Parallels can be drawn between the colonial patriarchal gaze placed on Jones by Goude as the other, and how nature, and ecology as concepts have been approached through a white male gaze. Nature has been exploited and colonized by man, round-handedly indulging in all of the pleasures it has to offer, with a self-assumed righteousness unique to the white male. The problem with the undercurrent of influence the patriarchy has on culture, and nature, is that its existence is seen as a universal truth. As Harvey writes, infrastructures have a tendency to ‘remain as invisible backdrops to social action, their characteristics instead seen as explainable by the social forces, interests, or ideologies that went into making them.’(2016)
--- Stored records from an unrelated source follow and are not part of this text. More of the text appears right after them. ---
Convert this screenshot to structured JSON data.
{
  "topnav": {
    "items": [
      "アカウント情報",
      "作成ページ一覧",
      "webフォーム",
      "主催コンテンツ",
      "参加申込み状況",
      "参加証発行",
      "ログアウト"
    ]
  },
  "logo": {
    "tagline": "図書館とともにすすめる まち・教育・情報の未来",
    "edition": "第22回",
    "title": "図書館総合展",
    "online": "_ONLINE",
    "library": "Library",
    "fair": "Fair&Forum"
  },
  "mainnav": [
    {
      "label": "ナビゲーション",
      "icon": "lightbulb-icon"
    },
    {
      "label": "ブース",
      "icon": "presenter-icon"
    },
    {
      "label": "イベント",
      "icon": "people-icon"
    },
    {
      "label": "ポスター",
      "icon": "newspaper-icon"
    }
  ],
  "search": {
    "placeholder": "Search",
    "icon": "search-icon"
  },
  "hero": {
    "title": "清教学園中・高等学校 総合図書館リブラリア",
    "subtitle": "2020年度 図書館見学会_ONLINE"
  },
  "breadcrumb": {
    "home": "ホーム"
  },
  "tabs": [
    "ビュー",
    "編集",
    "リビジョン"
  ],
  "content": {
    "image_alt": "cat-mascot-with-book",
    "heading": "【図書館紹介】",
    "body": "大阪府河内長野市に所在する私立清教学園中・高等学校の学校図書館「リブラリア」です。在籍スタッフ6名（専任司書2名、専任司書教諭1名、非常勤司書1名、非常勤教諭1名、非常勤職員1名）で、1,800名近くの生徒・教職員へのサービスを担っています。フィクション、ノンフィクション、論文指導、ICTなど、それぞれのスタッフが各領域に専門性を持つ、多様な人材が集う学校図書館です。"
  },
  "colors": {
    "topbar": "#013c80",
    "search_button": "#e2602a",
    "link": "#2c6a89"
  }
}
Conceptualizing the white male gaze into the framework of the powerful, of the elite, one understands that all elements of society bare traces of the patriarchy. The distanced gaze cooly watching Grace Jones, is the gaze of capitalism, consumerism, and self-interest, and it is the same gaze that watches dumbstruck as the world around him becomes undone in a global crisis of chaos and instability. A gaze that belongs to a man that believes that solving the problem means altering the reality it exists in through man made advancements. Grace Jones, and other women, modified and altered, both in front of and behind the lens, so as to maximize their sex appeal. In the same way that environmental policies do not involve the slowing down of the planet’s unsustainable growth, but rather, finding technological and temporal solutions that work as band aids on a wound that has been infected for decades.
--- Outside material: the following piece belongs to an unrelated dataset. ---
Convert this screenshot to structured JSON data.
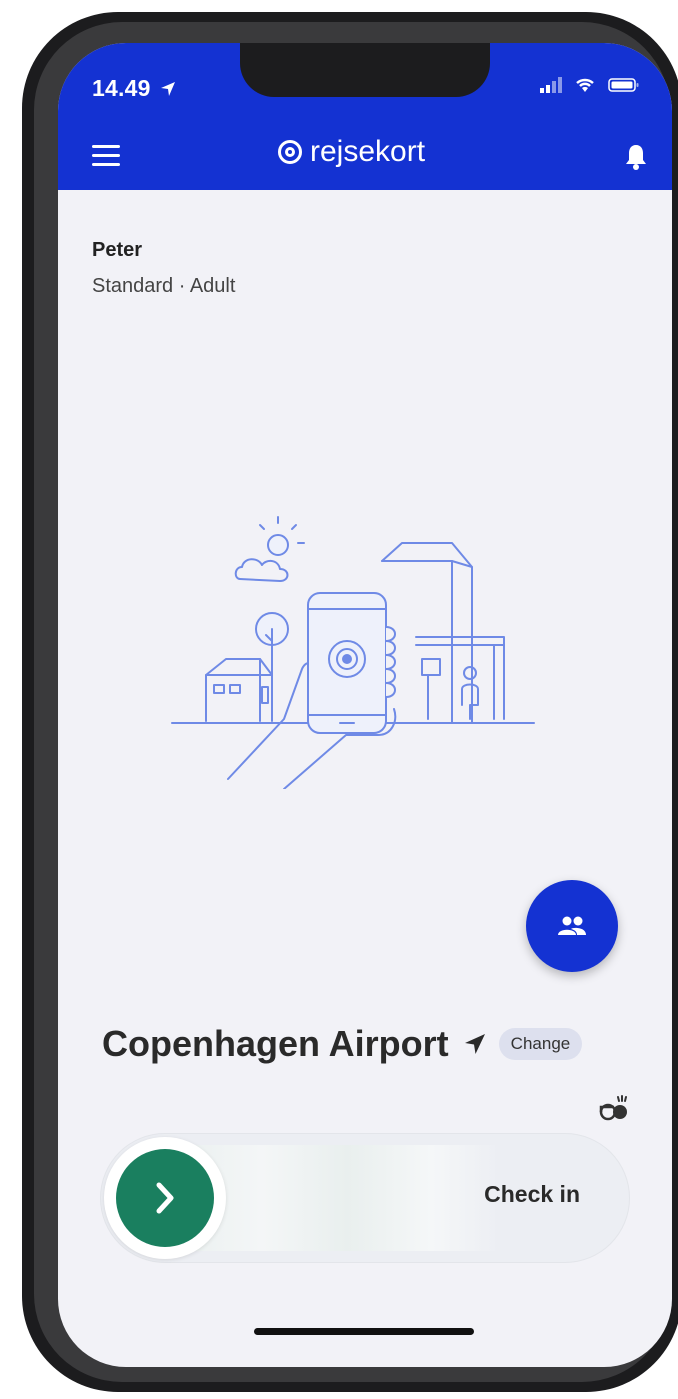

But perhaps one might wonder about the agency of the victims. Of all of the victims of the male gaze, both women and the planet, and how even when seen as victims, the patriarchy is still placed at the center. As the one doing rather than being done to. If looked at as other than victims of objectification and exploitation, they are symptoms of an infrastructural flaw, that deem this kind of male omnipotence possible. But as Hand writes all we need is a: ‘close reexamination of what it actually means to be human in the first place, a being that is “inherently parasitic and polluting” (2016). Perhaps we should no longer accept the rhetoric of the universal truth of the white man at the center. And perhaps we as, Harraway dictates, should rework nature and culture: ‘one can no longer be the resource for appropriation or incorporation by the other.’ The respect that we need to incorporate into all aspects of life, especially those that are being oppressed, is incremental to changing not just the conversation, but also who has a say.
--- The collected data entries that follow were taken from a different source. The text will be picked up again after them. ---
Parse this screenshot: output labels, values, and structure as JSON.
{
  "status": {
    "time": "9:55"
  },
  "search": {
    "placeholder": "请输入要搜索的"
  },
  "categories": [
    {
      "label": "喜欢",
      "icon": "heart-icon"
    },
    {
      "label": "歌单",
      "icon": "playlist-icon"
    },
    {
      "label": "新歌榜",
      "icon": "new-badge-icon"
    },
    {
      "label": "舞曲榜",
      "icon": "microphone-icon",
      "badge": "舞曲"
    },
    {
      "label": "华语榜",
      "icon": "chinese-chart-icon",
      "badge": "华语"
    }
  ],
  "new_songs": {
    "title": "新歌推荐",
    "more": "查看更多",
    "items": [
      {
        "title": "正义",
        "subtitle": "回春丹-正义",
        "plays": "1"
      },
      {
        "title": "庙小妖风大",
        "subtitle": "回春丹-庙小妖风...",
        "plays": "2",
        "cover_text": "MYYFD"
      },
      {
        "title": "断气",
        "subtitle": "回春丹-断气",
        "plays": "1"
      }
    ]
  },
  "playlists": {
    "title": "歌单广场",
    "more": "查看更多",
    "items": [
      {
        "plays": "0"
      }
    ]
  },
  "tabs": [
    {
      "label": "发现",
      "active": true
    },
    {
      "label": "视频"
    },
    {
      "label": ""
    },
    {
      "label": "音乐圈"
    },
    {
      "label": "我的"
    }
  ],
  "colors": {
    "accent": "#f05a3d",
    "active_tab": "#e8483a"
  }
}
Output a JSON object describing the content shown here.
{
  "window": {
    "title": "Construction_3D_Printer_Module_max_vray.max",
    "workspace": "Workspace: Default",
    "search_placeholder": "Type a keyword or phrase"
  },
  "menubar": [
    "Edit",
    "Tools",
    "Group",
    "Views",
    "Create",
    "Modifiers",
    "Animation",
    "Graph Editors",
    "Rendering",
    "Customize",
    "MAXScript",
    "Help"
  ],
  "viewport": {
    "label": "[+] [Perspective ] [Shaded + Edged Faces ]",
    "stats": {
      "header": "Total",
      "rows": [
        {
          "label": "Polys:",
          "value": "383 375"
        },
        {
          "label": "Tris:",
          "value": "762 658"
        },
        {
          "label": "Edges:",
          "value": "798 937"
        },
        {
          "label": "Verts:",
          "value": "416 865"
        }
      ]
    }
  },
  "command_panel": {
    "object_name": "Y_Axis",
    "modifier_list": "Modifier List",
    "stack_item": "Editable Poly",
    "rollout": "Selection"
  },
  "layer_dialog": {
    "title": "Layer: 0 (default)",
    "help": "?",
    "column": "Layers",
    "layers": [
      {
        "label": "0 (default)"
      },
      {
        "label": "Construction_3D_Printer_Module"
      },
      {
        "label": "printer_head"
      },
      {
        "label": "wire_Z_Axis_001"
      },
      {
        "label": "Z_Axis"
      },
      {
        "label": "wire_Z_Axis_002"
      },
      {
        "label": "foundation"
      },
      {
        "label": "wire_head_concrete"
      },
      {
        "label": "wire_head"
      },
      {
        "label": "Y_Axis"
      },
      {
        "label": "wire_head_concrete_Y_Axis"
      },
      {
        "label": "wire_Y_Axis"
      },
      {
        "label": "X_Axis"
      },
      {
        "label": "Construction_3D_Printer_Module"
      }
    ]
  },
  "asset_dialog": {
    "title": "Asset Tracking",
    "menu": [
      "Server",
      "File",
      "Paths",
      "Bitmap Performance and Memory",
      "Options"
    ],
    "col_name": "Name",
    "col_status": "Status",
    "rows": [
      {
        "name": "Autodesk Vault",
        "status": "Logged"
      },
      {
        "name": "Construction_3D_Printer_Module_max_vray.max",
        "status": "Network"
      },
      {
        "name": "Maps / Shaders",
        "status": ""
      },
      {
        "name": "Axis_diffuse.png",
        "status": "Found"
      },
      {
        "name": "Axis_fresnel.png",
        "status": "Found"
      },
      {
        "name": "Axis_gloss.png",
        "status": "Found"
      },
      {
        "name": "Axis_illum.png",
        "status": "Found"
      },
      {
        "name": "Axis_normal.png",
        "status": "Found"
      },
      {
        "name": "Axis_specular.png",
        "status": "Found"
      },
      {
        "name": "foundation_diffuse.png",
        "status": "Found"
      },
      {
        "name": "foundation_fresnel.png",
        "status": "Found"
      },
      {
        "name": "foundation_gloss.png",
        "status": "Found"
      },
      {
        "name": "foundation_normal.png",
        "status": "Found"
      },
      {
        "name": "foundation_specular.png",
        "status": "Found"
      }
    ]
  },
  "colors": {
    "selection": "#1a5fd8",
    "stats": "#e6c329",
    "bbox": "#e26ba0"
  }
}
The image of Grace Jones reminds us of who has been colonizing the infrastructures of our minds for their own benefit. The planet will continue existing, but no one knows whether it will be a place inhabitable by man. Hopefully we will realize before then, that once all ideologies, frameworks, preconceived perceptions, connotations and paradigms are peeled away, we are left with nature at the center, and man understood in its form in all races and genders, at its mercy. Let’s not let the white male commit hubris, without at least being an obstacle on his journey there.
Hand, F. (2016). Ecocriticism on the Edge. The Anthropocene as a Threshold Concept. Miscelánea, 54, 143-146.
Haraway, D. (2016). A Cyborg Manifesto SCIENCE , TECHNOLOGY , AND SOCIALIST – FEMINISM IN THE LATE TWENTIETH CENTURY. University of Minnesota Press.
Penelope Harvey, Casper Bruun Jensen, & Atsuro Morita. (2016). Infrastructures and Social Complexity: A Companion (CRESC). Taylor and Francis.